O fato verdadeiramente inédito criado pela Operação Tempus Veritatis desta quinta-feira, 8, é que ela colocou a Polícia Federal no encalço de militares de alta patente, todos suspeitos de participar de uma conspiração para promover um golpe de Estado, desrespeitando o resultado da eleição presidencial de 2022. Na lista estão dezesseis militares, entre os quais generais e um almirante que tiveram funções de destaque durante o governo de Jair Bolsonaro.
Há um longo caminho a ser percorrido após a análise do material coletado nos endereços dos investigados, mas as evidências que embasaram a operação são contundentes: incluem, por exemplo, conversas em aplicativo de mensagem e vídeos de reuniões que mostram maquinações bastante evidentes contra a ordem democrática.
Se for comprovada a culpa dos envolvidos, haverá o desafio de puni-los com a lei, muito recente, que substituiu a obsoleta Lei de Segurança Nacional, e que tipifica como crimes, por exemplo, as tentativas de golpe de Estado e de abolição do Estado Democrático de Direito. Atenção para a palavra “tentativa”. Ou seja, os atos de planejar e agir com o propósito de impedir o “exercício dos Poderes constitucionais” ou de promover um golpe já configuram crimes, não é preciso que eles atinjam seu objetivo.

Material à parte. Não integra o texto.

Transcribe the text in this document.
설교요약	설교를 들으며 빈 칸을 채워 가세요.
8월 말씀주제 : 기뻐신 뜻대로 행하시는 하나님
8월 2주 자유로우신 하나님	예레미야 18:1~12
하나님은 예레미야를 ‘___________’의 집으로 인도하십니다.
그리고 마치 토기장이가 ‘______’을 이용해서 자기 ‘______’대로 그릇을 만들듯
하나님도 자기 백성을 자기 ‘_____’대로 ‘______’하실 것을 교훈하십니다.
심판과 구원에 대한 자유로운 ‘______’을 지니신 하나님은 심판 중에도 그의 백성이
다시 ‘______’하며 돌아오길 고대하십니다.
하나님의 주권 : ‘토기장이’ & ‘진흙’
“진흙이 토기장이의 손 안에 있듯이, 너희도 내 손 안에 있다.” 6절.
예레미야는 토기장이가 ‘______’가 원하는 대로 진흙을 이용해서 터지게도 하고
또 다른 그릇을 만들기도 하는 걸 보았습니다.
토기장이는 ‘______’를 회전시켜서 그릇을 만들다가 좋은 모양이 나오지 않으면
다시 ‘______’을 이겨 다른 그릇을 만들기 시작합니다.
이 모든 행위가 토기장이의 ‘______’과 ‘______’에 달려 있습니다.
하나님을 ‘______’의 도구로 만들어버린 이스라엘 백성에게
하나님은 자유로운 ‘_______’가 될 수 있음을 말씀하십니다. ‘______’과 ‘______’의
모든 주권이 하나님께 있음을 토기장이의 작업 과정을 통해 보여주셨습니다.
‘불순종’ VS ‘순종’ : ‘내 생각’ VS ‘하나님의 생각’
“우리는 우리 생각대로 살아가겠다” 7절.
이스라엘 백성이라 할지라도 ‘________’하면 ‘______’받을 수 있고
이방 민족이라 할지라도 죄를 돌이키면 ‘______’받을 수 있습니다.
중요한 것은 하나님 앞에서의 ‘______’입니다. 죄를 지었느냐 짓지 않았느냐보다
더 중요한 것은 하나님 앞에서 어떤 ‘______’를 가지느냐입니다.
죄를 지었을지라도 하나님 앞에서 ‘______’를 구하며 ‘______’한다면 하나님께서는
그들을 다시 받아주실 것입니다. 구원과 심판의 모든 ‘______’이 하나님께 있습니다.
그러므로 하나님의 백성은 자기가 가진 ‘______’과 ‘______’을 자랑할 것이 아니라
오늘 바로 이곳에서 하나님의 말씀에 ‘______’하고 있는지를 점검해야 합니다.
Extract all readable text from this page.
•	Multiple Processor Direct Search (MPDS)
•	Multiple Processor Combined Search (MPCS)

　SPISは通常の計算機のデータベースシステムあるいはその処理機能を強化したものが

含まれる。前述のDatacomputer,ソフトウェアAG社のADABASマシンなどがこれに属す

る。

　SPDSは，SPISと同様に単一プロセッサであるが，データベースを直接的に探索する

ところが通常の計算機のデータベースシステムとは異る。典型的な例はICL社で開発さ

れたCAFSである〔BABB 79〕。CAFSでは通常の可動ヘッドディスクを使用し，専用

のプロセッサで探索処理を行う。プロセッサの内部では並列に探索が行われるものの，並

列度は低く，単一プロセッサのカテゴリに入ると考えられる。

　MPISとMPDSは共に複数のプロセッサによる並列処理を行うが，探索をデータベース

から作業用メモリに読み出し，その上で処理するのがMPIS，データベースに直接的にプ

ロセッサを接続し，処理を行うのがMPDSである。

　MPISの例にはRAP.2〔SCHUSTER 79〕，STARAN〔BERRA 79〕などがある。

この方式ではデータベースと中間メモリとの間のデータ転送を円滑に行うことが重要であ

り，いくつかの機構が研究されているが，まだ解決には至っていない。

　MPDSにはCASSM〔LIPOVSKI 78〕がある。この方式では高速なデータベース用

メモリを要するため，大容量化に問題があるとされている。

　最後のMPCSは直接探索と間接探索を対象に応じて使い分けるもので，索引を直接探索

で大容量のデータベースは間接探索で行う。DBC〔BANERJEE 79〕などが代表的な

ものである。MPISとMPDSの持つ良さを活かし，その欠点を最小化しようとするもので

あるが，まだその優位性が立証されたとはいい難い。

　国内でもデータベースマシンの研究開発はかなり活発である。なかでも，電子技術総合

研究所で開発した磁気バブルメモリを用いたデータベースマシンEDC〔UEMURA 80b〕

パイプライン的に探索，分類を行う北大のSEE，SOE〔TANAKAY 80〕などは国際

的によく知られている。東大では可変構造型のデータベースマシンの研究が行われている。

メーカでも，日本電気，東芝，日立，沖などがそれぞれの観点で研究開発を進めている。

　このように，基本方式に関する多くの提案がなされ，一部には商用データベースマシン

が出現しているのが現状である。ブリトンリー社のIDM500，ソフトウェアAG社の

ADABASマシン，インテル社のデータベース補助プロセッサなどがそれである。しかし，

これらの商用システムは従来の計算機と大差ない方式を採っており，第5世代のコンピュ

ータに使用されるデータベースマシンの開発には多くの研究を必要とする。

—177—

Se os militares afetados pela operação da PF vierem de fato a se tornar réus e forem condenados, teremos mais um fato histórico — o Brasil tem uma tradição de anistiar militares golpistas, com base na convicção de que a punição pode alimentar o ressentimento da caserna e criar novos problemas mais à frente. Isso ocorreu na presidência de Juscelino Kubitschek e também na transição do regime militar para a atual fase democrática.
Uma eventual punição de militares de alta patente, contudo, não será o bastante para eliminar a gestação de aspirações golpistas nas Forças Armadas. O Brasil precisa reforçar o controle civil sobre os militares, como fizeram outras democracias mais consolidadas, e isso passa não apenas pela aprovação de regras que os afastem da interferência na política, como a PEC que pretende proibir os oficiais da ativa de participar de eleições ou do alto escalão do governo, mas também por uma reformulação no ensino militar.
O que os militares em formação aprendem nas instituições do Exército, por exemplo, estimula a mentalidade de que têm um papel de salvadores da pátria não apenas na defesa externa, mas também internamente, no campo político. A doutrina de contrainsurgência contra grupos políticos dos tempos do regime militar ainda tem influência nas Escolas Militares e sequer a questão de 31 de março de 1964 está pacificada. Enquanto prevalecer na cúpula das Forças Armadas, e portanto nos quarteis, o entendimento de que o que ocorreu naquela data foi uma revolução e não um golpe de Estado, não será possível confiar que os militares aceitam plenamente o controle civil sobre eles.
Durante o governo Bolsonaro, permitia-se a comemoração aberta do golpe que deu início à ditadura militar como um “movimento” que fez muito bem ao país. O general Braga Netto, um dos que agora foram alvos da operação PF, quando se tornou ministro da Defesa, em 2021, afirmou que “devem ser compreendidos e celebrados os acontecimentos daquele 31 de março” como um movimento que salvou o país de ameaças reais à democracia. O general Hamilton Mourão, então vice de Bolsonaro, definiu 31 de março como uma “revolução”, uma “intervenção no processo político” para conter, entre outras coisas, o “caos social” e que resultou em um “regime que empreendeu as maiores reformas de sua história”.
Enquanto não houver nas fileiras das Forças Armadas uma autocrítica em relação ao seu real papel e impacto na história recente do país, a formação das novas gerações de militares será sempre contaminada pela ideia de salvacionismo político e pela cultura do intervencionismo. E essa não é a função dos militares em uma democracia.